Well, it kinda depends if anything else comes on the market for us. Things are generally a bit slow here. I am keen to move soon.

noddyholder Mon 10-Feb-14 18:09:09

I have seen similar that I want Very bad condition has been on since last summer at 375 Dropped to 350 in January. I am going to view it in March and if I like it will offer 300

clubnail Mon 10-Feb-14 18:15:35

dont, thanks for info.
BIL has some contacts in the building trade, yes, so we will be able to call on him/them and feel we can trust their opinion.

noddy, the report actually states £20k to sort the damp, rot and insect infestation issues. Then there is some structural damage, though I don't know how serious this is so no idea re how much to rectify. The structural issue concerns me more than the rot, damp and insect infestations, just seems like quite a biggie.
And this is why I think the property has been sitting for six months. It could well be a money pit! Argh.

But there is not much else around.
We are viewing another property this weekend now, it also needs some work but is on at a much more affordable price. But is semi, not detached, and the location isn't as good for OH's work.

clubnail Mon 10-Feb-14 18:16:46

Good luck, noddy! Yes, I would like to knock at least £75k off the asking price.

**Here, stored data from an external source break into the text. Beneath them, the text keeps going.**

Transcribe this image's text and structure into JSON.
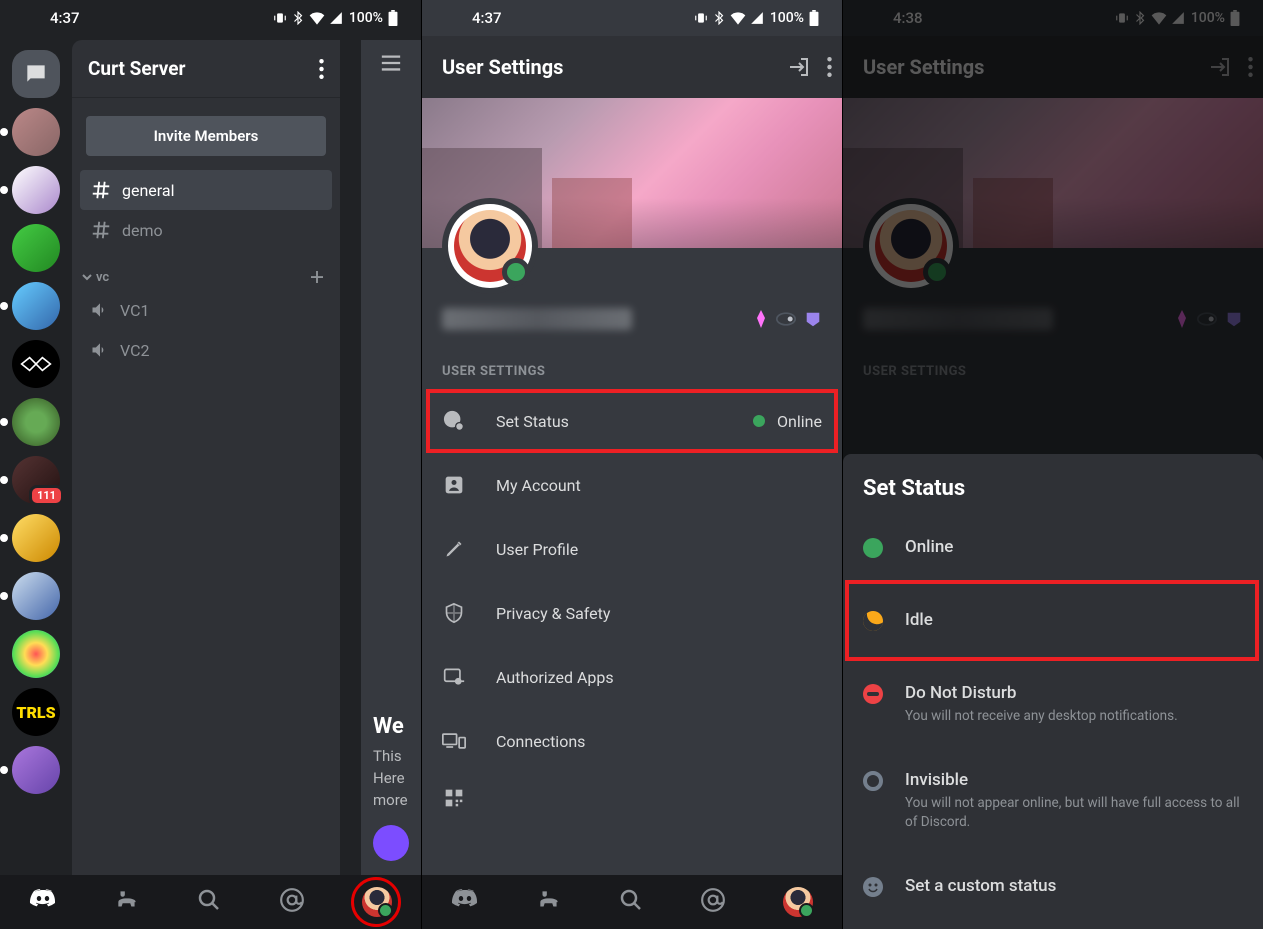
{
  "status_bar": {
    "s1_time": "4:37",
    "s2_time": "4:37",
    "s3_time": "4:38",
    "battery": "100%"
  },
  "screen1": {
    "server_name": "Curt Server",
    "invite_label": "Invite Members",
    "channels": {
      "general": "general",
      "demo": "demo"
    },
    "category_vc": "vc",
    "voice": {
      "vc1": "VC1",
      "vc2": "VC2"
    },
    "bg_welcome": "We",
    "bg_line1": "This",
    "bg_line2": "Here",
    "bg_line3": "more",
    "badge_111": "111"
  },
  "screen2": {
    "title": "User Settings",
    "section": "USER SETTINGS",
    "rows": {
      "set_status": "Set Status",
      "status_value": "Online",
      "my_account": "My Account",
      "user_profile": "User Profile",
      "privacy": "Privacy & Safety",
      "authorized": "Authorized Apps",
      "connections": "Connections"
    }
  },
  "screen3": {
    "title": "User Settings",
    "section": "USER SETTINGS",
    "sheet_title": "Set Status",
    "online": "Online",
    "idle": "Idle",
    "dnd": "Do Not Disturb",
    "dnd_desc": "You will not receive any desktop notifications.",
    "invisible": "Invisible",
    "invisible_desc": "You will not appear online, but will have full access to all of Discord.",
    "custom": "Set a custom status"
  }
}
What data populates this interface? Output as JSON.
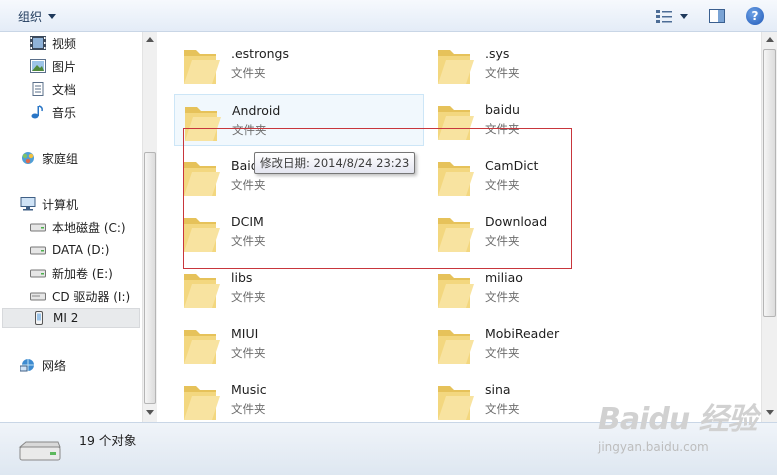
{
  "toolbar": {
    "organize_label": "组织"
  },
  "sidebar": {
    "items": [
      {
        "label": "视频",
        "icon": "video-icon"
      },
      {
        "label": "图片",
        "icon": "picture-icon"
      },
      {
        "label": "文档",
        "icon": "document-icon"
      },
      {
        "label": "音乐",
        "icon": "music-icon"
      },
      {
        "label": "家庭组",
        "icon": "homegroup-icon"
      },
      {
        "label": "计算机",
        "icon": "computer-icon"
      },
      {
        "label": "本地磁盘 (C:)",
        "icon": "drive-icon"
      },
      {
        "label": "DATA (D:)",
        "icon": "drive-icon"
      },
      {
        "label": "新加卷 (E:)",
        "icon": "drive-icon"
      },
      {
        "label": "CD 驱动器 (I:)",
        "icon": "cd-drive-icon"
      },
      {
        "label": "MI 2",
        "icon": "phone-icon",
        "selected": true
      },
      {
        "label": "网络",
        "icon": "network-icon"
      }
    ]
  },
  "folders": [
    {
      "name": ".estrongs",
      "type": "文件夹"
    },
    {
      "name": ".sys",
      "type": "文件夹"
    },
    {
      "name": "Android",
      "type": "文件夹"
    },
    {
      "name": "baidu",
      "type": "文件夹"
    },
    {
      "name": "Baid",
      "type": "文件夹"
    },
    {
      "name": "CamDict",
      "type": "文件夹"
    },
    {
      "name": "DCIM",
      "type": "文件夹"
    },
    {
      "name": "Download",
      "type": "文件夹"
    },
    {
      "name": "libs",
      "type": "文件夹"
    },
    {
      "name": "miliao",
      "type": "文件夹"
    },
    {
      "name": "MIUI",
      "type": "文件夹"
    },
    {
      "name": "MobiReader",
      "type": "文件夹"
    },
    {
      "name": "Music",
      "type": "文件夹"
    },
    {
      "name": "sina",
      "type": "文件夹"
    }
  ],
  "tooltip": {
    "text": "修改日期: 2014/8/24 23:23"
  },
  "status": {
    "count_text": "19 个对象"
  },
  "watermark": {
    "brand": "Baidu 经验",
    "sub": "jingyan.baidu.com"
  },
  "colors": {
    "annotation_box": "#c8363c",
    "folder": "#f3d77f",
    "toolbar": "#e4ecf7"
  }
}
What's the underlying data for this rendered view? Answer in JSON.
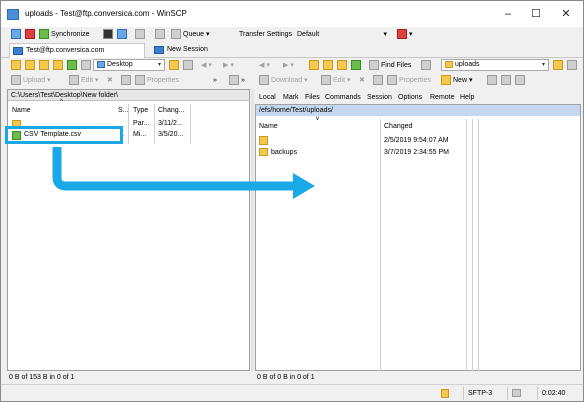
{
  "window": {
    "title": "uploads - Test@ftp.conversica.com - WinSCP",
    "controls": [
      "–",
      "☐",
      "✕"
    ]
  },
  "toolbar1": {
    "synchronize": "Synchronize",
    "queue": "Queue",
    "transfer_settings_label": "Transfer Settings",
    "transfer_settings_value": "Default"
  },
  "tabs": [
    {
      "label": "Test@ftp.conversica.com"
    },
    {
      "label": "New Session"
    }
  ],
  "left_nav": {
    "location": "Desktop"
  },
  "right_nav": {
    "find_files": "Find Files",
    "location": "uploads"
  },
  "left_cmd": {
    "upload": "Upload",
    "edit": "Edit",
    "properties": "Properties"
  },
  "right_cmd": {
    "download": "Download",
    "edit": "Edit",
    "properties": "Properties",
    "new": "New"
  },
  "right_menu": [
    "Local",
    "Mark",
    "Files",
    "Commands",
    "Session",
    "Options",
    "Remote",
    "Help"
  ],
  "left_panel": {
    "path": "C:\\Users\\Test\\Desktop\\New folder\\",
    "columns": [
      "Name",
      "S...",
      "Type",
      "Chang..."
    ],
    "rows": [
      {
        "name": "..",
        "size": "",
        "type": "Par...",
        "changed": "3/11/2..."
      },
      {
        "name": "CSV Template.csv",
        "size": "1",
        "type": "Mi...",
        "changed": "3/5/20..."
      }
    ],
    "status": "0 B of 153 B in 0 of 1"
  },
  "right_panel": {
    "path": "/efs/home/Test/uploads/",
    "columns": [
      "Name",
      "Changed"
    ],
    "rows": [
      {
        "name": "..",
        "changed": "2/5/2019 9:54:07 AM"
      },
      {
        "name": "backups",
        "changed": "3/7/2019 2:34:55 PM"
      }
    ],
    "status": "0 B of 0 B in 0 of 1"
  },
  "bottom": {
    "protocol": "SFTP-3",
    "time": "0:02:40"
  },
  "colors": {
    "annotation": "#1aa8e8",
    "remote_path_bg": "#c6d8ef"
  }
}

noddyholder Mon 10-Feb-14 18:23:47

Its always worth a go! I have bought all my projects like that over the years never paid more than 80% and often less.

morethanpotatoprints Mon 10-Feb-14 18:24:52

It took a while to sell our parents house, people presumed that we were hanging out for the best price but this wasn't the case.
The market was just slow, people were hanging out because prices were dropping.
It may just be that people are being cautious.
What sort of work will need doing, this can put a lot of people off as they want to move straight in.
If the décor and fixtures and fittings are old, some won't have the money to do the work.
There are lots of reasons.
I'd go and view it and put in an offer if you still like it.
Sometimes there can be a good reason that the council may not be publicising like a car park to be built at the back of your house for e.g
Maybe check out planning permissions too.

dontcallmemam Mon 10-Feb-14 18:36:16

The other question to ask is have they had any offers that they've declined?

clubnail Mon 10-Feb-14 18:37:00

It is. Well, we plain can't afford £315k plus £20k on renovations plus more if the structural issues need fixing!

Thanks for input potatoprints. Good advice.
The work that needs doing is fairly substantial, and off-putting, but, not completely offputting, obviously! smile I am not really concerned about the damp, rot, insect infestations as I know once fixed, things should be ok, so we would budget any offer factoring in the work to be done. It's the structural thing I don't know about yet.

clubnail Mon 10-Feb-14 18:38:46

dont, thanks, I will ask that. Is the EA obliged to tell me?

dontcallmemam Mon 10-Feb-14 19:05:13

I'm not sure if he's legally obliged, but there's no harm in asking. They will want to sell it though, it's not in their interests to have it on the books for months.
Let us know when you've seen it.

clubnail Wed 12-Feb-14 18:06:21

We will see if we like the other house on Sunday, if we do we might not bother with the £315k one. It's way more cost and hassle. But if we do, I will update!